L’ultimo giorno di questa tremenda settimana, si iniziò a sentire la fatica delle armature pesanti che tagliavano la nostra carne e i nostri muscoli, dilaniati dalla fatica; delle armi taglienti ormai scheggiate e piene di sangue persiano e degli elmi sudati, ormai incollati alla pelle. Non eravamo più uomini, eravamo dei soldati: non si capiva dove finisse l'armatura e iniziasse il Greco al suo interno. Ora toccò a noi dimostrare la nostra forza nel combattimento a distanza. I peltasti avanzarono, Filippide era in prima linea; lo riconobbi subito, i suoi lunghi capelli corvini, e la sua statura erano senza eguali. Era un peltasta, ma sarebbe stato un'abile Spartiata, se solo avesse accettato l'incarico. La prima salva di colpi fu lanciata, molti persiani caddero. Una piccola vittoria in questa massacrante guerra lorda del sangue di più popoli.


All'ottavo giorno entrambi gli eserciti erano stremati. Che stavano architettando i persiani? sembrava come se stessero cercando di distoglierci da qualcosa di più importante, che fosse un diversivo? Che volessero attaccare Atene? Ma dovevano passare di lì. A meno che non volessero attaccare Atene dal mare. Sarebbe un guaio, comunicai la mia idea al comandante. Fu inutile: lo sospettava già da quella notte, decidemmo quindi di attaccare l'esercito persiano il giorno seguente.

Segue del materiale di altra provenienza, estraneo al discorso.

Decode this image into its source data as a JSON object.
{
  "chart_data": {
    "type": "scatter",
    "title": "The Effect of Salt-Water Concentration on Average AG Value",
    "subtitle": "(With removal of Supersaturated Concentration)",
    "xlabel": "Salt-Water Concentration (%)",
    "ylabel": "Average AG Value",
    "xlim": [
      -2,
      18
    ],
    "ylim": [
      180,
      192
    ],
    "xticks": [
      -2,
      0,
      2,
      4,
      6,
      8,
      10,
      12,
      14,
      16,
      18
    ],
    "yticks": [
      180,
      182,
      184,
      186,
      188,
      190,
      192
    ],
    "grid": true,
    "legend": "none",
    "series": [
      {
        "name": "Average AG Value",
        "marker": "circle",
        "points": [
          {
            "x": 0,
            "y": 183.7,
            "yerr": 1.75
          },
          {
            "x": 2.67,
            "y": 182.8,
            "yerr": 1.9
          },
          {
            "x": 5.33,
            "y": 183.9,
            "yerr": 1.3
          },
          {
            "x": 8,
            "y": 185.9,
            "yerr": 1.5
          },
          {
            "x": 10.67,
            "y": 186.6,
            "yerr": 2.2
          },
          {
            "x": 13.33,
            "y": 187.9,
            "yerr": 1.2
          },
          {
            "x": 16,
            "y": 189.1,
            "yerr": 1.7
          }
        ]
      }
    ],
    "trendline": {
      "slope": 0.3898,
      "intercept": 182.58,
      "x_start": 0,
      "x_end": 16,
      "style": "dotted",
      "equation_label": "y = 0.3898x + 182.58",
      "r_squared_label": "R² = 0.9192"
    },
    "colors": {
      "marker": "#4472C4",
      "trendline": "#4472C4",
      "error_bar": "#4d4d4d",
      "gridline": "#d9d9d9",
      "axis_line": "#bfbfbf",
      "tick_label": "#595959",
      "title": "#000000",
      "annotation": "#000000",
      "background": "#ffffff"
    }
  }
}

Il nono giorno prendemmo l'iniziativa, marciammo contro di loro, e quelli, in risposta, si avvicinarono. Sciocchi. L'impatto fu terribile. Per i pochi persiani rimasti. Gli immortali non cedevano, non volevano perdere quella guerra. Molti di loro caddero sotto la nostra incessante avanzata. Miliziade, che era anche consigliere militare ad Atene, aveva ragione: li accerchiammo, i persiani oramai sconfitti scapparono, ruppero la formazione. Fu un gravissimo errore, segnò la loro fine. Gli immortali ormai rimasti soli, rischiarono il tutto per tutto. Avanzarono cercando di colpirci. Gli Opliti e i peltasti lanciarono una salva di giavellotti trafiggendo molti persiani in rotta. Noi Spartiati impegnammo gli immortali. Mai momento fu più glorioso per la nostra storia. La mia spada trafiggeva immortale dopo immortale, erano arrabbiati, furiosi dei aver perso la guerra. I loro colpi imprecisi ci passavano vicini senza colpirci. Fu una carneficina. Il mare, in fondo alla scogliera, dal suo bel colore azzurro chiaro, si trasformò in una chiazza di sangue annacquato. Gli immortali erano ormai tutti sconfitti.


I persiani sulle navi, per fermarci, lanciarono le loro terribili frecce, alcuni compagni caddero. Morti sotto quell'ondata di dardi assassini. Nuovi colpi persiani, nuovi compagni caduti. Un'ultima freccia venne scoccata, un ultimo Spartiata cadde.


Ora mi ritrovo qui, disteso su questa terra che ha accolto molti persiani, e qualche greco. La nostra vittoria fu totale. Una grossa disfatta da parte dei persiani. Fu mandato Filippide ad Atene per avvisare della nostra vittoria: ho la sensazione che lo io rivedrò molto presto, quel silenzioso buon vecchio amico d'armi.